Waters Questions Integrity of Ethics Panel After Suspensions
Rep. Maxine Waters called on the House ethics committee Wednesday to disclose why it put two staff attorneys on administrative leave, asserting that the integrity of the chamber’s ethics process has been “compromised.”
The California Democrat, who faces charges that she violated House rules, also asserted in a statement that the panel’s decision to suspend its own staff amounts to “an acknowledgement of flaws” in the investigation centered on the lawmaker and her staff.
The Committee on Standards of Official Conduct suspended Deputy Chief Counsel Morgan Kim and attorney Stacey Sovereign on Nov. 19, Politico first reported late Tuesday.
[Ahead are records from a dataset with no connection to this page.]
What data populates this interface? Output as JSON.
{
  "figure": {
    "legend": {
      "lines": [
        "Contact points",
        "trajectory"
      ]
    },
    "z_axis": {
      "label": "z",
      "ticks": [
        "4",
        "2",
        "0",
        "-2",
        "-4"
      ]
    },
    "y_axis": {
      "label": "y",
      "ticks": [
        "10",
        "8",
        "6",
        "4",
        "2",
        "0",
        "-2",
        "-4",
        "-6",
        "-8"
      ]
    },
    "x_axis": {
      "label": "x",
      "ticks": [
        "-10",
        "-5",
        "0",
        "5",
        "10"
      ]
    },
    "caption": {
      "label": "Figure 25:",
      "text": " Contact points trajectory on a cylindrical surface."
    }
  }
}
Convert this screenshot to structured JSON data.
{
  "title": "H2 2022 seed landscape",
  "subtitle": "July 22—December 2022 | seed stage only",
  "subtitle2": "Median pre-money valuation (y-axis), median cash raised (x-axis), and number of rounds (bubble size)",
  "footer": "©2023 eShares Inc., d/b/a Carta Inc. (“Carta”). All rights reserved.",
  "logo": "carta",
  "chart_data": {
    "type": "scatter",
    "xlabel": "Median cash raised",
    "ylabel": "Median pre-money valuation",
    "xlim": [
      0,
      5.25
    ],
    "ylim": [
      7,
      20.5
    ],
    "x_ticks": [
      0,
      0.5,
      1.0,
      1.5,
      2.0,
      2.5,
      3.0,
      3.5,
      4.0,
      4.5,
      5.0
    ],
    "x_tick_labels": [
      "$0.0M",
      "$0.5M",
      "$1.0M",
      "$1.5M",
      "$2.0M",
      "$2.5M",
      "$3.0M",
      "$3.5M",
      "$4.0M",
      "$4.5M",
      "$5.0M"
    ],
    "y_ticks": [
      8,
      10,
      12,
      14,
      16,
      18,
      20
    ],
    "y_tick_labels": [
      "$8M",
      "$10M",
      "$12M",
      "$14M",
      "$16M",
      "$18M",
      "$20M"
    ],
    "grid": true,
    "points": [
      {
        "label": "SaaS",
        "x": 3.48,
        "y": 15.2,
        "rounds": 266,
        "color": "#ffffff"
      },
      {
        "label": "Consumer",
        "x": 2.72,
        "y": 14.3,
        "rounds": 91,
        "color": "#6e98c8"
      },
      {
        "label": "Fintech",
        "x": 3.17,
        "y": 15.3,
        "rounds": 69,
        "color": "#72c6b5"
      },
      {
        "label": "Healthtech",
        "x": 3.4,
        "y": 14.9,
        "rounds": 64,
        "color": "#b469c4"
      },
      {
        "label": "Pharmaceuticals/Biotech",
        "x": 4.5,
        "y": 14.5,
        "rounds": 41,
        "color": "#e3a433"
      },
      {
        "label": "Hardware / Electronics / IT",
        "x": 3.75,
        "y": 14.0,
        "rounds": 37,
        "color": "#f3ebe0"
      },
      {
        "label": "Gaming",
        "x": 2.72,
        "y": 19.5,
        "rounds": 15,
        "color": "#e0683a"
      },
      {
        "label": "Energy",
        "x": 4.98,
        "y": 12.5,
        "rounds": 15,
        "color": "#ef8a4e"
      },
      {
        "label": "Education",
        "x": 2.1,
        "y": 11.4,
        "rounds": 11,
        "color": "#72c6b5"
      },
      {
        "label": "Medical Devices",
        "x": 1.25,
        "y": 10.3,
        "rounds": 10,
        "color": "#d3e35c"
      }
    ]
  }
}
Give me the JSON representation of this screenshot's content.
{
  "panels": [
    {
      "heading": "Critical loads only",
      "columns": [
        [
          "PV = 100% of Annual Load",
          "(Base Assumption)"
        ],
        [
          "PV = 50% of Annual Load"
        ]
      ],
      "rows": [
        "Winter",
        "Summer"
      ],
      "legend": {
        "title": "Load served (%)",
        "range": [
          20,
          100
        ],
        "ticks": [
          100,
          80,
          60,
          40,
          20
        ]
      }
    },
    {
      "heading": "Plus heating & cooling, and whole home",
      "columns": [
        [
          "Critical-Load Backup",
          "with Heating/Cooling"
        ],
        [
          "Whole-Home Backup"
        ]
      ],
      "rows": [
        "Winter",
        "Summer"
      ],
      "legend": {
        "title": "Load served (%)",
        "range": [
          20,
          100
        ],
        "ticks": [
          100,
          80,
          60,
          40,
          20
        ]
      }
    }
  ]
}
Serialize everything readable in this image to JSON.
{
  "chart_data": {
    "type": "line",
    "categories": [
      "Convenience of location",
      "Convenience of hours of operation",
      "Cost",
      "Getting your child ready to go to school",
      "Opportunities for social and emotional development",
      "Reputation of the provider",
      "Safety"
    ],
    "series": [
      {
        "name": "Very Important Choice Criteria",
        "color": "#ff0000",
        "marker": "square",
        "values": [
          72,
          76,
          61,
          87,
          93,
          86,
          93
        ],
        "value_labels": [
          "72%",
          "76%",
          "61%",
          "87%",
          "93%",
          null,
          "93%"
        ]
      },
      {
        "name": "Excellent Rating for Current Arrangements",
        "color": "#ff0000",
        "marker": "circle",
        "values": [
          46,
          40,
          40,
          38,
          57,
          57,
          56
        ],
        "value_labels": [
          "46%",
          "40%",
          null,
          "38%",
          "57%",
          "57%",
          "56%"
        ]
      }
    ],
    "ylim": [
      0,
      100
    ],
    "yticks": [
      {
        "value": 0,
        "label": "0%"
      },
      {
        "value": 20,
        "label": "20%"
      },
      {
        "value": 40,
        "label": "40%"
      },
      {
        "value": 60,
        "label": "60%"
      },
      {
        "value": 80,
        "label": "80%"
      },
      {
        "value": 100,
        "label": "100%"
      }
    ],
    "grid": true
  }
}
A spokesman for the ethics committee declined to confirm or deny any employment actions.
The suspensions came the same day the ethics committee announced it would postpone an ethics trial on allegations involving Waters, which had been scheduled to begin Nov. 29.
“It appears that we now know the real reason for the delay: Something has gone wrong in the ethics process,” Waters said Wednesday, noting that Kim served as the lead attorney in the committee’s efforts to determine whether she violated House rules and that Sovereign assisted in the case.
“We don’t know the specifics, but we know that the integrity of the Committee and its investigative process have been compromised,” Waters said. “The longer the Committee withholds the details of its actions, the more the public’s confidence in the House ethics process is eroded.”
An ethics subcommittee charged Waters in August with violating the chamber’s rules over allegations that her chief of staff, Mikael Moore, tried to secure federal support for a bank in which Waters and her husband held hundreds of thousands of dollars’ worth of stock. Waters has denied wrongdoing in the case.
Her statement Wednesday said: “From the beginning, I have been concerned with the Committee’s unsupported conclusions, often contradictory arguments, and unfounded negative inferences. It now seems that these concerns were justified, as the Committee’s sanctioning of its own attorneys is an acknowledgement of flaws and failures in the Committee’s processes and handling of my case.”
Kim became the ethics panel’s deputy chief counsel in July 2009 after previously serving as an ethics counsel between 2006 and 2008. She worked for the Justice Department’s Office of the Inspector General between terms on the ethics panel.
According to House pay records maintained by LegiStorm.com, Sovereign joined the committee in December 2009.
House Minority Leader Steny Hoyer (D-Md.) expressed confidence in the chamber’s ethics committee Wednesday, although he acknowledged the suspensions raised “concerns that ought to be looked at.”
The ethics committee recently recommended that the House censure Rep. Charlie Rangel (D-N.Y.) for his repeated violations of House rules. The House is set to vote on that punishment Thursday.